IV. Pour une Stratégie Institutionnelle de Formation Continue
4.1. L’apprentissage organisationnel comme impératif stratégique
La formation ponctuelle, aussi qualitative soit-elle, ne saurait suffire. Les recherches en gestion des connaissances (Nonaka & Takeuchi, 1995) soulignent l’importance d’une dynamique continue d’apprentissage organisationnel. Dans un contexte de transformations rapides – technologiques, sociétales, climatiques – nos administrations doivent devenir des “organisations apprenantes”.

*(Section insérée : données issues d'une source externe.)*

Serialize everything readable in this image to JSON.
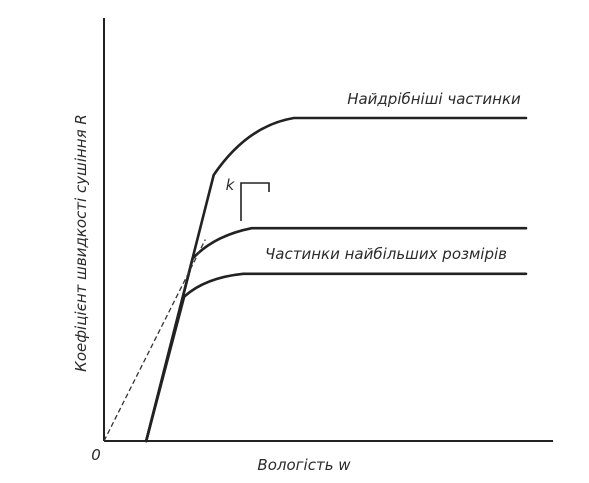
{
  "chart_data": {
    "type": "line",
    "title": "",
    "xlabel": "Вологість w",
    "ylabel": "Коефіцієнт швидкості сушіння R",
    "origin_label": "0",
    "slope_label": "k",
    "axis_ticks": "none",
    "grid": false,
    "series": [
      {
        "name": "Найдрібніші частинки",
        "style": "solid",
        "points": [
          [
            0.1,
            0.0
          ],
          [
            0.26,
            0.7
          ],
          [
            0.34,
            0.83
          ],
          [
            0.45,
            0.85
          ],
          [
            1.0,
            0.85
          ]
        ]
      },
      {
        "style": "solid",
        "points": [
          [
            0.1,
            0.0
          ],
          [
            0.21,
            0.48
          ],
          [
            0.26,
            0.54
          ],
          [
            0.35,
            0.56
          ],
          [
            1.0,
            0.56
          ]
        ]
      },
      {
        "name": "Частинки найбільших розмірів",
        "style": "solid",
        "points": [
          [
            0.1,
            0.0
          ],
          [
            0.19,
            0.38
          ],
          [
            0.24,
            0.43
          ],
          [
            0.33,
            0.44
          ],
          [
            1.0,
            0.44
          ]
        ]
      },
      {
        "style": "dashed",
        "points": [
          [
            0.0,
            0.0
          ],
          [
            0.24,
            0.53
          ]
        ]
      }
    ]
  }
}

Cela suppose d’institutionnaliser des espaces de réflexivité : retours d’expérience systématiques, communautés de pratiques inter-services, partenariats avec des institutions académiques. La formation ne doit plus être perçue comme une parenthèse dans la carrière, mais comme une dimension constitutive de l’activité professionnelle.

4.2. Articuler recherche et pratique : vers un modèle de co-production des savoirs
Le fossé entre recherche académique et pratiques administratives est un gaspillage de ressources intellectuelles. D’autres pays ont développé des modèles de recherche-action où chercheurs et praticiens collaborent sur des problématiques concrètes. Les travaux sont ainsi ancrés dans la réalité du terrain tout en bénéficiant de la rigueur méthodologique de la recherche.
Je plaide pour la création d’un laboratoire de recherche appliquée au sein de notre administration, associant chercheurs, cadres et agents de terrain. Ce laboratoire pourrait documenter nos propres expérimentations, évaluer nos réformes, et contribuer à la production d’un savoir gestionnaire spécifiquement adapté à notre contexte national.

Conclusion:
La Modernisation Comme Projet Collectif
Cette tribune n’a d’autre ambition que de contribuer à une réflexion collective sur l’avenir de notre administration. La session de formation mentionnée en introduction est un pas encourageant, mais elle doit s’inscrire dans une stratégie de plus longue haleine.
En tant que citoyen, j’attends de mon administration qu’elle soit efficace, juste et accessible. En tant que parent, je souhaite qu’elle prépare un cadre institutionnel solide pour les générations futures. En tant que chercheur, je sais que ces aspirations ne se réaliseront que par un effort méthodique, fondé sur des données probantes et une évaluation rigoureuse.
La modernisation de l’État n’est pas une option idéologique ; c’est une nécessité démocratique. Elle requiert courage politique, compétence technique et, surtout, une vision partagée de ce que doit être le service public au XXIᵉ siècle : un bien commun, constamment réinventé, au service de tous.